For the MAMBA DGP, we varied the severity of outlier test statistics, while for RE and RE2 DGP we varied the amount of effect heterogeneity across cohorts. For FE DGP we considered different magnitudes of fixed effects sizes. For BE DGP we randomly selected a fraction of the studies where the genetic effect of causal variants is non-zero. A complete and detailed breakdown of simulation scenarios considered can be found in the Supplementary Note.

Simulation evaluation of type I error

We evaluated empirical type-I error rates at α = 1 × 10−6, 1 × 10−5, 1 × 10−3, and 0.05 for each method under different DGPs (Supplementary Data 1). The type I error was evaluated using 60 million simulated genetic variants for each DGP.

First, we found that under the fixed effects assumption (DGP=FE), all methods have controlled type I error for different significance thresholds, except for the RE method which tends to be conservative. When outliers are present in the dataset (DGP=MAMBA), all models except for MAMBA have inflated type-I error. The inflation of the type-I error rate becomes increasingly severe as the significance level becomes more stringent. For example, at α = 1 × 10−3, type I error for the FE method is 5 times inflated relative to the significance threshold, and BE and RE2 methods are both >10 times inflated. At a more stringent threshold of α = 1 × 10−6, the type I error for the FE method is >400 times the significance threshold, whereas BE and RE2 both have type-I error rates of more than 4000 times the significance threshold.

Interestingly, the RE method does not have well-controlled type-I error even when the data are generated under a RE DGP. This is in fact consistent with previous investigations22,23,24. The type I error inflation is due to the challenge of accurately estimating the heterogeneity in a set of meta-analysis studies. On the other hand, the MAMBA model produces better-calibrated p-values compared to the RE model even when the data is generated according to a RE model. For example, at α = 1 × 10−6, the RE method type-I error rate is 9.7 × 10−6, close to 10 times the significance threshold, while the type I errors for FE, RE2, and BE methods are all greater than 20 times the nominal threshold. The SCREEN model was not considered here, as it does not calculate meta-analysisp-values.

Simulation comparison of power

We next compared each method in terms of power under different DGPs (Fig. 2a).
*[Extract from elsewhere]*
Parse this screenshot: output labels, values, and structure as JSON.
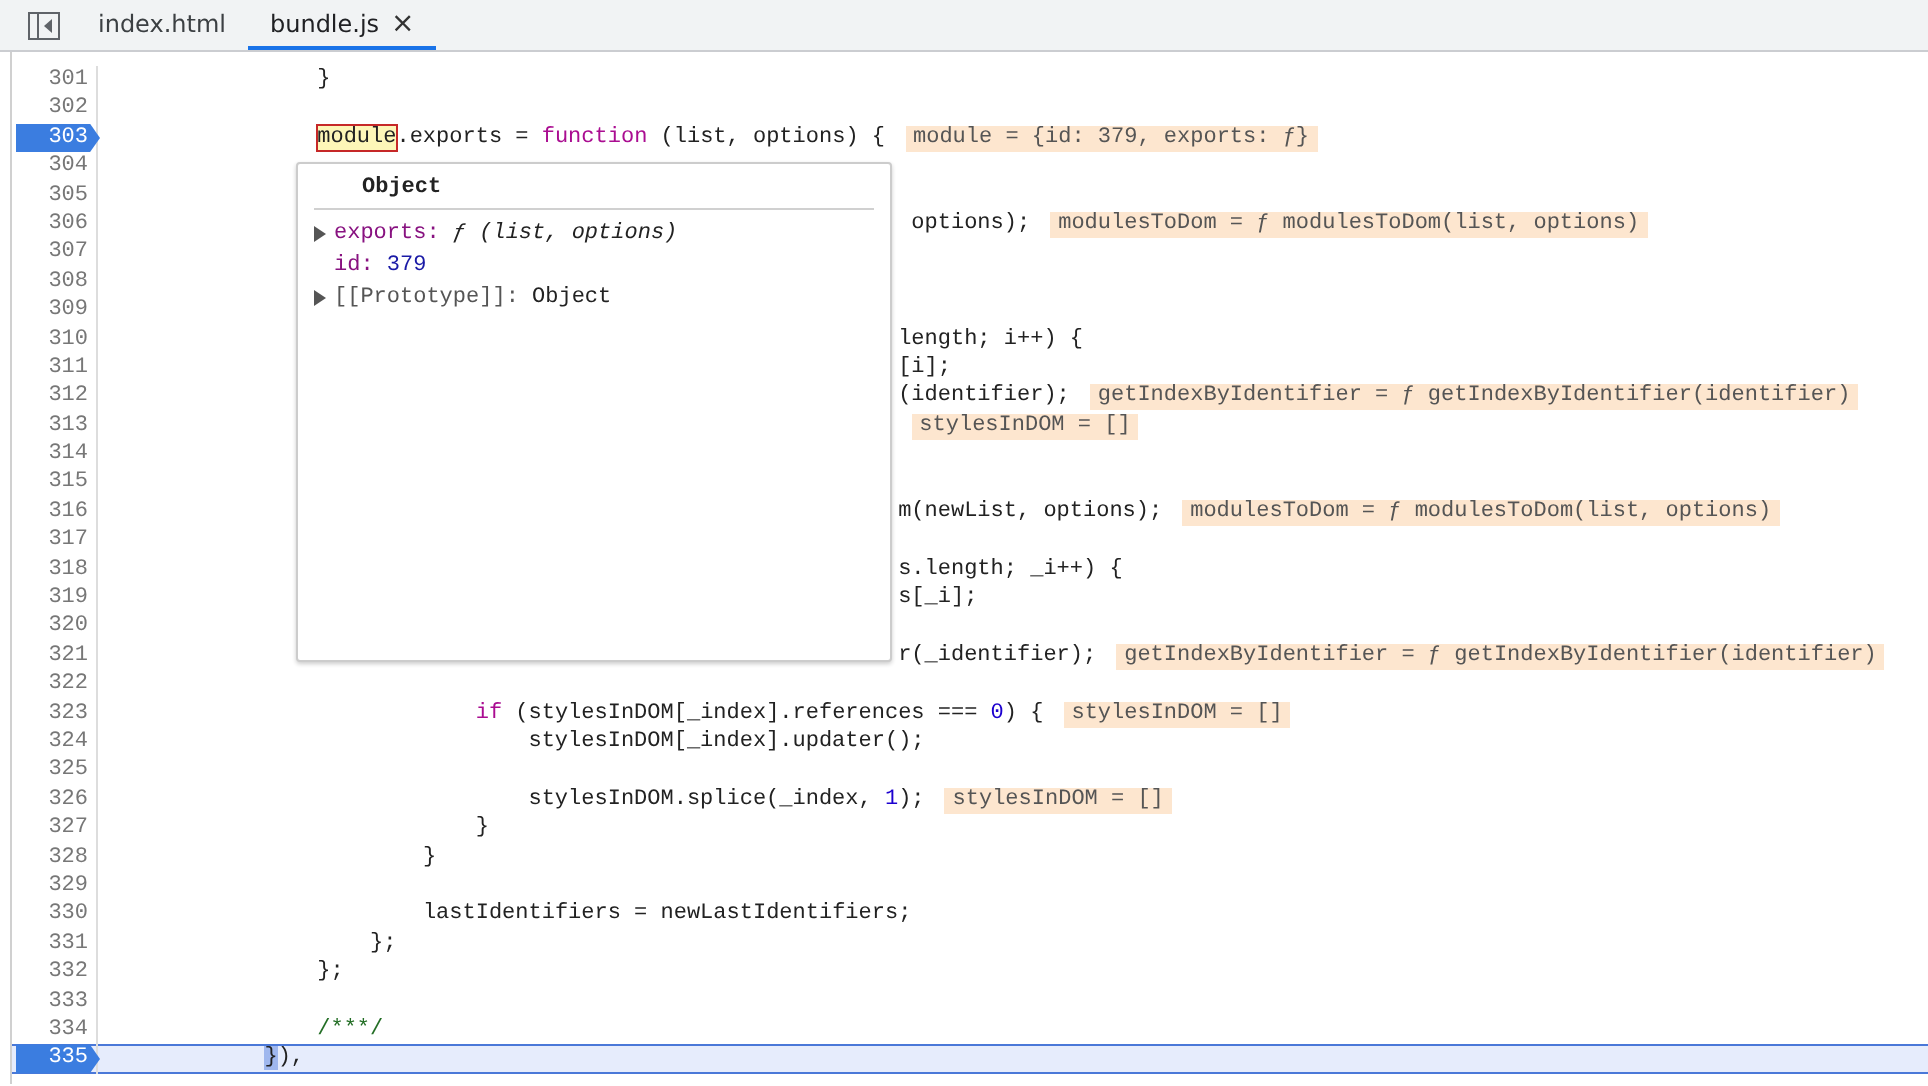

As some methods have inflated type-I error rates, we recalibrated the significance threshold for each method so that all methods have an empirical type-I error rate α = 1 × 10−6. The power comparison was based upon the recalibrated threshold (Supplementary Data 2). We first note that when standard fixed-effects assumptions hold (DGP=FE), power for the MAMBA model is nearly equal to that for fixed-effects meta-analysis, and larger than any alternative methods. When the data are generated with outliers or heterogeneity (DGP=MAMBA or RE DGP), the power of the MAMBA model is also greater than that of any other method. Under an RE2 DGP, where heterogeneity exists only under the alternative hypothesis, MAMBA and FE have nearly identical power, and both are slightly more powerful than the RE2 method. This comparison is in fact consistent with Han and Eskin’s finding13, and is reflective of the amount of between-study heterogeneity (0.05–0.3) we used in the simulation studies. In general, one would expect some advantages for the RE2 method over alternatives in cases of more extreme effect heterogeneity. Finally, while the BE model has superior power when less than 90% of the studies are associated with the phenotype, the MAMBA and FE models are the most powerful methods when the genetic variant is associated with the phenotype in 90% or more of the studies. As the goal of the MAMBA model is to identify real and non-zero replicable associations where effects are present in all cohorts, the comparison result with BE is expected in cases where only a small proportion of studies are associated with the phenotype.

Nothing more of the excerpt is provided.